Failure to learn from history
This insight was arrived at by simple observation and calculations a hundred years ago. Yet today obesity rates in the US have shot up, from a massive 46% of adults in 1946 – just 27 years later – to an incredible 75% in 2010. And it’s still rising. What does that tell us about how we learn from experience, even from our own experience, with food?
Many studies have established that it’s not just a specific food group, but the overall diet choices that cause weight gain and obesity. Sugars and refined flours, potatoes, sugary drinks, red and processed meat, trans fats and saturated fats – these are all sources of excessive calories that add up to increased weight. An additional problem with drinking a sweetened drink is that it doesn’t typically leave you feeling full, so you go on to have a ‘proper’ meal thereafter without adjusting for the extra calories obtained through the drink.

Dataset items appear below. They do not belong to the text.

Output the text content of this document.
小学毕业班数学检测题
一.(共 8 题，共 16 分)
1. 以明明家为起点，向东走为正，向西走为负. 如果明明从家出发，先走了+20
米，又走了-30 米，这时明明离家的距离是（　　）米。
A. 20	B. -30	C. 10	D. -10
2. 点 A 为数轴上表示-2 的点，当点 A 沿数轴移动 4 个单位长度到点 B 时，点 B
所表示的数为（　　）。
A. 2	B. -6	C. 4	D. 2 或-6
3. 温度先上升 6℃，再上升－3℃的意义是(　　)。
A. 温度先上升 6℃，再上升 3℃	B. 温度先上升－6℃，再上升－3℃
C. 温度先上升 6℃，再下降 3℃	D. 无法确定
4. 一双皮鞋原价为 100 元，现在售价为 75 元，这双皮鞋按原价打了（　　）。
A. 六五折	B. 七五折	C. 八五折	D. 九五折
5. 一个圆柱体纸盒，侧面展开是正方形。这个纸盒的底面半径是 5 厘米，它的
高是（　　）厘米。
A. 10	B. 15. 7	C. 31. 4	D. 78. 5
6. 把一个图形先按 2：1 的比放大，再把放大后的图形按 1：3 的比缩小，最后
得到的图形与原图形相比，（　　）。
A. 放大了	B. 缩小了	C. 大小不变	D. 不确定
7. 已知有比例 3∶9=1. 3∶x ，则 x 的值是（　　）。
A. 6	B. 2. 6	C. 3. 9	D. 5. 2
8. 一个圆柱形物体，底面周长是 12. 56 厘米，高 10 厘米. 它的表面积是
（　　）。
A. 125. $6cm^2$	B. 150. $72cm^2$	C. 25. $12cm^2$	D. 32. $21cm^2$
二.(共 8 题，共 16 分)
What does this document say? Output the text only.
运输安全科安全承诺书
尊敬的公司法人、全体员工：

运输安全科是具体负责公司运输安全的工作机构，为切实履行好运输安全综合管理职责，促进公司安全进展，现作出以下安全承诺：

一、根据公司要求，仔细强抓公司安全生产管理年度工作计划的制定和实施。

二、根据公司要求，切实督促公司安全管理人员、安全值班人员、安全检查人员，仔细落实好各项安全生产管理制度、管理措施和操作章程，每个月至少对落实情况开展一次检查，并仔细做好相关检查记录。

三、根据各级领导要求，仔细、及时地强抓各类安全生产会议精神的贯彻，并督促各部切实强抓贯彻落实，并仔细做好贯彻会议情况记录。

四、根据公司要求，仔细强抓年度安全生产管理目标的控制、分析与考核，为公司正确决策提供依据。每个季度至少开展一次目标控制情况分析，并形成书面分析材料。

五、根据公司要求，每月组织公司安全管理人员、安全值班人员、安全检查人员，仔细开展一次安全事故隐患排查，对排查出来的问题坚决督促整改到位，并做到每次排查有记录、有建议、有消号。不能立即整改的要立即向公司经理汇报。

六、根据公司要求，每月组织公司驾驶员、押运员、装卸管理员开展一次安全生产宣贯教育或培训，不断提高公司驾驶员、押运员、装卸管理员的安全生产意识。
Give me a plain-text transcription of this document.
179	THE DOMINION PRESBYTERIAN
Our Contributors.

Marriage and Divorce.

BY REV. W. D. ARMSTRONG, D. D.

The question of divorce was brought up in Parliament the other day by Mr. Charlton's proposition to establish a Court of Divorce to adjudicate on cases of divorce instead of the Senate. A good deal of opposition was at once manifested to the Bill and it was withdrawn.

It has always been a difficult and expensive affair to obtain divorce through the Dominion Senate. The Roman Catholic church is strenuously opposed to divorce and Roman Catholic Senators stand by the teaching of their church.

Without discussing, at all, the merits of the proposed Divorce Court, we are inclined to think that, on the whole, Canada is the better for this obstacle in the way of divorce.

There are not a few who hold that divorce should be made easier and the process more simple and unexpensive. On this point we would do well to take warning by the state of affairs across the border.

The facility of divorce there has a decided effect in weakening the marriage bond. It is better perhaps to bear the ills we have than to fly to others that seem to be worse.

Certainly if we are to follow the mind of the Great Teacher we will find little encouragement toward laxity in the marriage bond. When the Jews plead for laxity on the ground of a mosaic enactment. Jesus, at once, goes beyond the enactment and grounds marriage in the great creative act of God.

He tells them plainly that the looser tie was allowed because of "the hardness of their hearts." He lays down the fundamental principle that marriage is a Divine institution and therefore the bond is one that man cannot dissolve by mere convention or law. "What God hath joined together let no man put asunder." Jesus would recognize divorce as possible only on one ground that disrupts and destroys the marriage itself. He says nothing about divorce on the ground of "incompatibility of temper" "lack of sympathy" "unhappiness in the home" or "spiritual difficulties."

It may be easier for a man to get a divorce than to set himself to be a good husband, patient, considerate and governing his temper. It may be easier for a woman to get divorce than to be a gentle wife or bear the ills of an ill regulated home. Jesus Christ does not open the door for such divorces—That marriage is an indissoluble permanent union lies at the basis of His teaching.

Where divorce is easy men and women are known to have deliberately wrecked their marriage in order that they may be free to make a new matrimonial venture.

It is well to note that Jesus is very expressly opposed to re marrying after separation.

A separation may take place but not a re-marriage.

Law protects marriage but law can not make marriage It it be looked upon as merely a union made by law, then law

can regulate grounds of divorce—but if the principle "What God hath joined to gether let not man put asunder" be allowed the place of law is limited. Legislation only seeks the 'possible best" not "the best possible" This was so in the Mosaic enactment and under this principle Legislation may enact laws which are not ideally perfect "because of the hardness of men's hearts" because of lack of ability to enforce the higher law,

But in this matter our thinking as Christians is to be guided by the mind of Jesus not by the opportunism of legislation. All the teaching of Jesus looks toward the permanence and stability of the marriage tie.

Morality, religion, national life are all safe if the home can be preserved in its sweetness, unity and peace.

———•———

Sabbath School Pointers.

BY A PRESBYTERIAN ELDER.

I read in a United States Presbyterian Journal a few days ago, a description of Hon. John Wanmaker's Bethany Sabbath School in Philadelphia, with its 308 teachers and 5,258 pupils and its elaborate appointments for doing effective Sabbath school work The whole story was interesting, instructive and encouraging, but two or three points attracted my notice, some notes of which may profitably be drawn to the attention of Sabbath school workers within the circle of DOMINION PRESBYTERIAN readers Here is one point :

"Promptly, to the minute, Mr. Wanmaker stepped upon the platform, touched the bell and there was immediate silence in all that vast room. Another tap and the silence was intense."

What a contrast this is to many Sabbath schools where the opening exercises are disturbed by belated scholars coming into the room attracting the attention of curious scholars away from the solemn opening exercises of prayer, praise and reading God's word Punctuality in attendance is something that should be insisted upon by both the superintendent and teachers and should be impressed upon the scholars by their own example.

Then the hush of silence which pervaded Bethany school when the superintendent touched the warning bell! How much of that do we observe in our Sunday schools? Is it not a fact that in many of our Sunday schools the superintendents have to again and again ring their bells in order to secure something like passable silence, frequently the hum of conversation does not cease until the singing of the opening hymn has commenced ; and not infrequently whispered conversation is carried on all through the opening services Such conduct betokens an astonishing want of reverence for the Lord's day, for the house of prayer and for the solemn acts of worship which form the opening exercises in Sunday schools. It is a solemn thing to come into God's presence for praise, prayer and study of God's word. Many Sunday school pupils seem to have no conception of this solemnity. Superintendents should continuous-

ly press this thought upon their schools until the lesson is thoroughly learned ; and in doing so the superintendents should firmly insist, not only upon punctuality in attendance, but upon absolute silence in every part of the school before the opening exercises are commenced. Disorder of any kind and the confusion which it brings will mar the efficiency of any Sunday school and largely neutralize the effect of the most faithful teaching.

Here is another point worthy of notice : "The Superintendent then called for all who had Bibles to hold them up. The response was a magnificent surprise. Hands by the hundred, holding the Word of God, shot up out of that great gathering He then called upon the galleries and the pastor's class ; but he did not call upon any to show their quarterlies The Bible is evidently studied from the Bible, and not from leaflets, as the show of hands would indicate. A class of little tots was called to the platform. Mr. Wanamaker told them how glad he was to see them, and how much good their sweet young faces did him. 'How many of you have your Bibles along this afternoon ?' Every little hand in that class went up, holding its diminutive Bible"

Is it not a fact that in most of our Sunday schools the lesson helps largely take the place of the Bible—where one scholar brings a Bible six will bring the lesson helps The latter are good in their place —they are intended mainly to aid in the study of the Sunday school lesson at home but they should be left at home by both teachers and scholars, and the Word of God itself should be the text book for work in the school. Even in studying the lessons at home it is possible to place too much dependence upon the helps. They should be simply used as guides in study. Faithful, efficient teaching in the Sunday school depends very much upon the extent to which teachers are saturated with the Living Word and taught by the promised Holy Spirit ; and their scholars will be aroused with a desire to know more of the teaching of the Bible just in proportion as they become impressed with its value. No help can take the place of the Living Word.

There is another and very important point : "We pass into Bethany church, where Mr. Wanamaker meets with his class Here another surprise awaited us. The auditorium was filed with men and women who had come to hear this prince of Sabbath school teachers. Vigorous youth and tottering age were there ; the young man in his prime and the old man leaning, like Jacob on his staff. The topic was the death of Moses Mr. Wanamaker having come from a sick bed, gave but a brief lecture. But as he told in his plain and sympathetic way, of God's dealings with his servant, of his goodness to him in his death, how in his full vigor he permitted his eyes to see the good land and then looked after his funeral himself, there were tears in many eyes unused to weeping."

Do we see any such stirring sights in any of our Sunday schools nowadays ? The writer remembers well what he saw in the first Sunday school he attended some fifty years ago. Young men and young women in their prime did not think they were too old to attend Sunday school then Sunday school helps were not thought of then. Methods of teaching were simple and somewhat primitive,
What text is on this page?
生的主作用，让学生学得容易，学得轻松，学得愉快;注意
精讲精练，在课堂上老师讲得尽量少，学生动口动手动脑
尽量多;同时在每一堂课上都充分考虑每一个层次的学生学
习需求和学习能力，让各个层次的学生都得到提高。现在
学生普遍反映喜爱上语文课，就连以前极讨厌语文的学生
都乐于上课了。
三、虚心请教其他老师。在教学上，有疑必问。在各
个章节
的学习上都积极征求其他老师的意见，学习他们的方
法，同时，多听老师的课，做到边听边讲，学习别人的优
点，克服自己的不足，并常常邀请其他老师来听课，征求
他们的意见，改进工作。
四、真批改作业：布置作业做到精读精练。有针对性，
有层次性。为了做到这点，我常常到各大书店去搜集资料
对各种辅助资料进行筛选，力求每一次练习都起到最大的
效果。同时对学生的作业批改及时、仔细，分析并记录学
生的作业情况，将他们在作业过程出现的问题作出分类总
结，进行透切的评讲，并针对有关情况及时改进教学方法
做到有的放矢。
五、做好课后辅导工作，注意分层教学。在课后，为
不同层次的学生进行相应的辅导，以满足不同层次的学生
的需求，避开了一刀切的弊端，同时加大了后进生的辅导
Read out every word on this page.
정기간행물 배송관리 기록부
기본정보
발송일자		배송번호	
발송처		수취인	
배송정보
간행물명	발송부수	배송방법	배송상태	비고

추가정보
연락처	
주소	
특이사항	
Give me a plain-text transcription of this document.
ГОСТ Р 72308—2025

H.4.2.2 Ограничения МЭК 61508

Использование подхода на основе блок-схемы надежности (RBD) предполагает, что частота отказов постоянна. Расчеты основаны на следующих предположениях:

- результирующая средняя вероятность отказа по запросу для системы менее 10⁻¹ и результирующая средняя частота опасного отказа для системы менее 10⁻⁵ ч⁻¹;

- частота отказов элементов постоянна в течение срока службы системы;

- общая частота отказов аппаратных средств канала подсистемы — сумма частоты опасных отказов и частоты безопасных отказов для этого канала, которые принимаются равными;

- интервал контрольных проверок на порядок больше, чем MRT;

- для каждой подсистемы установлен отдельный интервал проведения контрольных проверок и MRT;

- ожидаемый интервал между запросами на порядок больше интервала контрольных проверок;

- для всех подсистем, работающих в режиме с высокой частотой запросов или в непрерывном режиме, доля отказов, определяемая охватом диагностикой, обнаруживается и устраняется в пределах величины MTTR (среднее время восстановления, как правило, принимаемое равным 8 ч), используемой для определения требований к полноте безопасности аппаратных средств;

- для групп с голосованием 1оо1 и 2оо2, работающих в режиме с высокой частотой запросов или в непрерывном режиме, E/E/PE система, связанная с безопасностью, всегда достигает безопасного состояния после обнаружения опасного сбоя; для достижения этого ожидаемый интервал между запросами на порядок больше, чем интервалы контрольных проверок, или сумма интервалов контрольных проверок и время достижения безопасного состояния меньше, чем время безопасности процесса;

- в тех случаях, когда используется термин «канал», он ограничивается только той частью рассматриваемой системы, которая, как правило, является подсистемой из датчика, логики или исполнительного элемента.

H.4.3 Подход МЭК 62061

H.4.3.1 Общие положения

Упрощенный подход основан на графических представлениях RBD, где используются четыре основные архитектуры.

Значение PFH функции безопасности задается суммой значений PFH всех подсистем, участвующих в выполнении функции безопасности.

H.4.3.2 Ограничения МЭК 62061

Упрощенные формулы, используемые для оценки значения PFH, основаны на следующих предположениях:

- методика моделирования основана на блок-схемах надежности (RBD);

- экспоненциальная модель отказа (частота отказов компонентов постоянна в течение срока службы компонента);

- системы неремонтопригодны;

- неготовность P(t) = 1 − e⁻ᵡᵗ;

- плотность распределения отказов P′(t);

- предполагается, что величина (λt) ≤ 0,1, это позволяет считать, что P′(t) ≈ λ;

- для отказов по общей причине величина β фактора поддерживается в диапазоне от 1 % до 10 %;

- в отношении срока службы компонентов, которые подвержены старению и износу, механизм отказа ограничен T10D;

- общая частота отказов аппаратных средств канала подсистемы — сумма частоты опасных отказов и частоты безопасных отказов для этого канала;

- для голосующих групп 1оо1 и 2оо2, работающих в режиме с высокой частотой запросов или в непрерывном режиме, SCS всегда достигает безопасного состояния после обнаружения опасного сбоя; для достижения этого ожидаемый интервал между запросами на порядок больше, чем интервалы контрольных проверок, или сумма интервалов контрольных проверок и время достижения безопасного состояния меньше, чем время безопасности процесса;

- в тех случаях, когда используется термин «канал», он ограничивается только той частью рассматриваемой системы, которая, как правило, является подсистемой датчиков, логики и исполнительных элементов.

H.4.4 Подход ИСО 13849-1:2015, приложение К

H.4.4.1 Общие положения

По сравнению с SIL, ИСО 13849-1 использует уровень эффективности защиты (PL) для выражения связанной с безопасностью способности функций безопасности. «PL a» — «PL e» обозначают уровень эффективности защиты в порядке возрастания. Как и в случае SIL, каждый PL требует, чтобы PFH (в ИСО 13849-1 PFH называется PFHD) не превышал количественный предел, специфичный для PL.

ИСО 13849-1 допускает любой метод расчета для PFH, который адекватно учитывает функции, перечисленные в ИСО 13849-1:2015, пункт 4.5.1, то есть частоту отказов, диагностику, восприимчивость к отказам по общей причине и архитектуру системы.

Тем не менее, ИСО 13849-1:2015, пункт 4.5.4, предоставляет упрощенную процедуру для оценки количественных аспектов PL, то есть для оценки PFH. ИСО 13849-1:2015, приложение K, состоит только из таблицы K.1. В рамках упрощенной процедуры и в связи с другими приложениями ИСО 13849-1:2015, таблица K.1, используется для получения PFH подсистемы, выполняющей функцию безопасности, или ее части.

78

On average, an adult American eats 20 teaspoons of sugar every day. Where do all these extra calories go? It is worth noting that in 2014, a JAMA: Internal Medicine study found that those who ate a lot of sugar, such as one fifth of their daily calories, had an almost 40% increased risk of dying due to heart disease, compared to those who had 8% or less of daily calories from sugar.
The link is quite plausible in the light of what we know about the conversion of excessive sugar into fat molecules for storage – with a consequent increase in body weight, blood pressure, blood cholesterol levels, and type 2 diabetes – all of which increase the chances of atherosclerosis, or hardening of the arteries, leading to cardiovascular disease.
And even if it doesn’t cause any of these conditions, obesity is linked independently to a higher risk of heart failure.
Obesity and economics
The fact remains that poverty is a driver of obesity in a developed country, though not in low-income countries. This is due to the fact that refined flour, sugar, and fats, when used in food, make it taste good at a lower cost in these richer countries, compared to the cost of more nutritious foods. As a result, these energy-dense foods tend to be chosen by the lower-income consumer, which explains why obesity is always predominantly found in groups with lower education, minority groups, and poor localities.
Over the last three decades, snacking has only increased in dimensions, to the point that snacks make up almost 30% of total calories in children. Most snacks are salty, fatty, or sweet – or have all three. If people are given larger portions they tend to eat more, leading to more calories being consumed, and weight gain. And if they are offered food more frequently, the same thing can happen. Efforts to reduce obesity should therefore begin with restricting snacking, both with respect to the number and the portion size.